A unifying setup for opinion models originating in statistical physics and stochastic opinion dynamics are developed and used to analyze election data. The results are interpreted in the light of political theory. We investigate the connection between Potts (Curie-Weiss) models and stochastic opinion models in the view of the Boltzmann distribution and stochastic Glauber dynamics. We particularly find that the q-voter model can be considered as a natural extension of the Zealot model, which is adapted by Lagrangian parameters. We also discuss weak and strong effects (also called extensive and nonextensive) continuum limits for the models. The results are used to compare the Curie-Weiss model, two q-voter models (weak and strong effects), and a reinforcement model (weak effects) in explaining electoral outcomes in four western democracies (United States, Great Britain, France, and Germany).

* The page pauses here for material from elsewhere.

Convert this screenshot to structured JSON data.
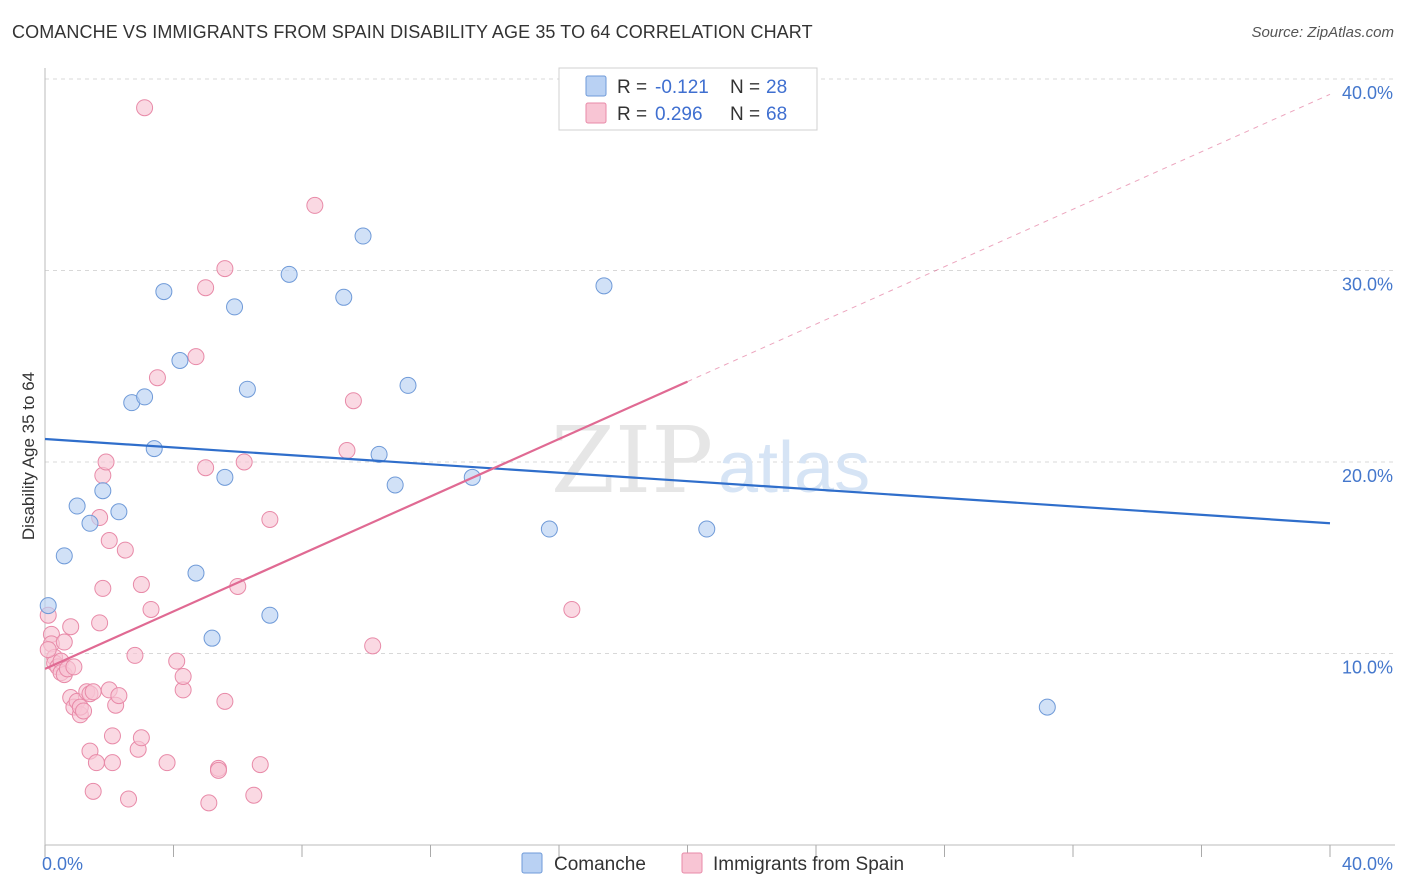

We find that particularly the weak effects models are able to fit the data (Kolmogorov-Smirnov test) where the weak effects reinforcement model performs best (AIC). Additionally, we show how the institutional structure shapes the process of opinion formation. By focusing on the dynamics of opinion formation preceding the act of voting, the models discussed in this paper give insights both into the empirical explanation of elections as such, as well as important aspects of the theory of democracy. Therefore, this paper shows the usefulness of an interdisciplinary approach in studying real world political outcomes by using mathematical models.